In recent years, ICIs have dramatically changed the way providers treat late-stage and metastic cancers. Despite this, ICI therapy has been associated with various heterogeneous immune-related adverse events that occur in the skin of approximately 30-50% of treated patients, including bullous pemphigoid manifestation.
As such, investigators led by Jordan T. Said, BA, Brigham and Women’s Hospital in Boston, performed a case-control study – which was featured in a larger, multi-institutional retrospective cohort study- to identify the risk factors associated with ICI-induced bullous pemphigoid.
Investigators utilized patient registries from the Dana-Farber Cancer Institute, Brigham and Women’s Hospital, and Massachusetts GeneralHospital to identify ICI-induced bullous pemphigoid cases from October 1, 2014 to December 31, 2020.
All patients from the Dana-Farber Cancer Institute in particular were identified as controls.
Sex, ICI agents, ICE molecular target, and cancer type were collected from the cancer registry following ICI initiation as preselected potential risk factors, and age was categorized as younger than 70 years or 70 years or older.
Meanwhile, risk factors such as sex, race and ethnicity, cancer stage, metastasis sites, idiopathic bullous pemphigoid comorbidities, pre-ICI vaccination, radiation history, body mass index, and derived neutrophil-to-lymphocyte ration were assessed in the propensity score-matched case-control analysis.
Investigators evaluated the diagnosis of bullous pemphigoid at any point following ICI treatment via direct immunofluorescence, indirect immunofluorescence, autoantibody serologies, or diagnostic consensus among study board-certified dermatologists.
The best overall responses to ICIs between cases and controls were compared by Fisher exact test were compared in the secondary analysis.
A total of5636 patients from all participating centers were included in the study, a majority of whom were male patients (71.4%) with a median age of 72.8 years. Among these patients, 35 developed bullous pemphigoid.

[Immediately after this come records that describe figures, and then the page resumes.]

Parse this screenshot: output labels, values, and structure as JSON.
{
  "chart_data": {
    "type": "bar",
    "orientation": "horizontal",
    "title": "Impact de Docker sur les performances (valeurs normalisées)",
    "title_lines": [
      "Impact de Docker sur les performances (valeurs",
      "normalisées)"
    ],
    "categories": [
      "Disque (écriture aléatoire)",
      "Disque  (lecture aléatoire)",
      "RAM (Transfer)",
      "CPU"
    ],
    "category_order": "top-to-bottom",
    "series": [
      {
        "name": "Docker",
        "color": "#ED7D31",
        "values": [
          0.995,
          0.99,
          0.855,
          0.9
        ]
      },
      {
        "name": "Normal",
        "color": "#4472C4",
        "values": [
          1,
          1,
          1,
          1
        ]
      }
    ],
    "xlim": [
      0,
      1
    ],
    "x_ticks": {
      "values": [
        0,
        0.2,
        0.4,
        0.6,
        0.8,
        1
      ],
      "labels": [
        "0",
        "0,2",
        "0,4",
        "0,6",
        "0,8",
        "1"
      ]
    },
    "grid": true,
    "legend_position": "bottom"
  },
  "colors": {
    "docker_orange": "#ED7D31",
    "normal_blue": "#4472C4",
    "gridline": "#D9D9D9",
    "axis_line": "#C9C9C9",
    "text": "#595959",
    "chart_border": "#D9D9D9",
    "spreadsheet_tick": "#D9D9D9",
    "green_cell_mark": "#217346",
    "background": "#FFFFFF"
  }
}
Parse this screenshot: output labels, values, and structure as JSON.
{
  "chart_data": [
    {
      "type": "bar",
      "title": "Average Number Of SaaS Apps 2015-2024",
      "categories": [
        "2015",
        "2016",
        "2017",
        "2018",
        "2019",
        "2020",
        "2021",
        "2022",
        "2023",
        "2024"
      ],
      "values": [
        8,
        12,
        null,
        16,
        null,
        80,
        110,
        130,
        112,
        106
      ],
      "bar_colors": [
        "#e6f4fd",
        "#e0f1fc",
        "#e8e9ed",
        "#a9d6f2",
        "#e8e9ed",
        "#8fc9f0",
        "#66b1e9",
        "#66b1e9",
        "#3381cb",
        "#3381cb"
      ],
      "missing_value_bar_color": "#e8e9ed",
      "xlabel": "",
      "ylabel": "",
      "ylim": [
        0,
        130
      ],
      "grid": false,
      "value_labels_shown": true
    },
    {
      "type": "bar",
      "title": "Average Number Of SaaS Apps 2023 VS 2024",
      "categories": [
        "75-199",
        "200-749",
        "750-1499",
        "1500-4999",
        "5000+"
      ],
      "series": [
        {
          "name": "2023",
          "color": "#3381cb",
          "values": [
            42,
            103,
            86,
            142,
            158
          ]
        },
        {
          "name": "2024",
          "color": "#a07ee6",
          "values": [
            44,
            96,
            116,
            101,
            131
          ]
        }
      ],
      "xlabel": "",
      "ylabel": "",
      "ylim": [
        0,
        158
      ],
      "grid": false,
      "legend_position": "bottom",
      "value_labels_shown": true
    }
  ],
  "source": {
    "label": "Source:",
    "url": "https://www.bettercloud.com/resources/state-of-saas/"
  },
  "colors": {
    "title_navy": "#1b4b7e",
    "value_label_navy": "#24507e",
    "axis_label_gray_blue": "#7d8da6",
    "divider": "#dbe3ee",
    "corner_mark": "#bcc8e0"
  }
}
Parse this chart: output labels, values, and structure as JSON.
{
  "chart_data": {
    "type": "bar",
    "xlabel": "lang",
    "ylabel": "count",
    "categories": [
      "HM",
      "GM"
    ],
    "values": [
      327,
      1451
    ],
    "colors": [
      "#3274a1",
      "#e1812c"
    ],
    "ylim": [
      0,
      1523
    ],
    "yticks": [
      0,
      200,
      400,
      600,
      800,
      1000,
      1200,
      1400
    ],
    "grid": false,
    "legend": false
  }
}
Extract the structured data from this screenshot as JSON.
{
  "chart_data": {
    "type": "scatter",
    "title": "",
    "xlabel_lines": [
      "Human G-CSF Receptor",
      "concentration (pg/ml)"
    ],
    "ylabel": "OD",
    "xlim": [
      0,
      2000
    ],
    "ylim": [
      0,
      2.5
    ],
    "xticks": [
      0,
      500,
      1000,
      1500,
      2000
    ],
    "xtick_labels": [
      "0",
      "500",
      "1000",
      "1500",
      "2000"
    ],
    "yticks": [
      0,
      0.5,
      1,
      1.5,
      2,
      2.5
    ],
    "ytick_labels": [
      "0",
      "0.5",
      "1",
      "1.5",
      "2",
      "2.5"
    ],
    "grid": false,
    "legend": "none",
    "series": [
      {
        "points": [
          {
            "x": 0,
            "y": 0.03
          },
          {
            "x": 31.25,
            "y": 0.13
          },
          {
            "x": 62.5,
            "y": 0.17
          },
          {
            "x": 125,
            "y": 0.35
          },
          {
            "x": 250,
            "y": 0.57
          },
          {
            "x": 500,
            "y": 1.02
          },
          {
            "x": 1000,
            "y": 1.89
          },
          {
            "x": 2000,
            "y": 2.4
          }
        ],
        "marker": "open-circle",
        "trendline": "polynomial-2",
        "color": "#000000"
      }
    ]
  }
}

Investigators utilized a multivariate logistic regression model to assess 2955 patients with complete data who were 70 years or older.
Among these patients, having melanoma (OR, 3.21, 95% CI, 1.51-6.58) (P < .003), and having nonmelanoma skin cancer (OR, 8.32, 95% CI, 2.81-21.13) (P < .001) were significantly associated with the development of bullous pemphigoid.
A complete or partial response on initial restaging imaging was observed as a risk factor for BP development (OR, 3.37, 95% CI, 1.35-9.30) (P = .01) in the nested 1:2 case-control comparison of all 35 cases to 70 propensity score-matched controls.
"Future work identifying risk factors and implications for other dermatologic adverse event phenotypes would be important for dermatologists, oncologists, and patients alike," the team wrote.
The study, "Risk Factors for the Development of Bullous Pemphigoid in US Patients Receiving Immune Checkpoint Inhibitors," was published online JAMA Dermatology.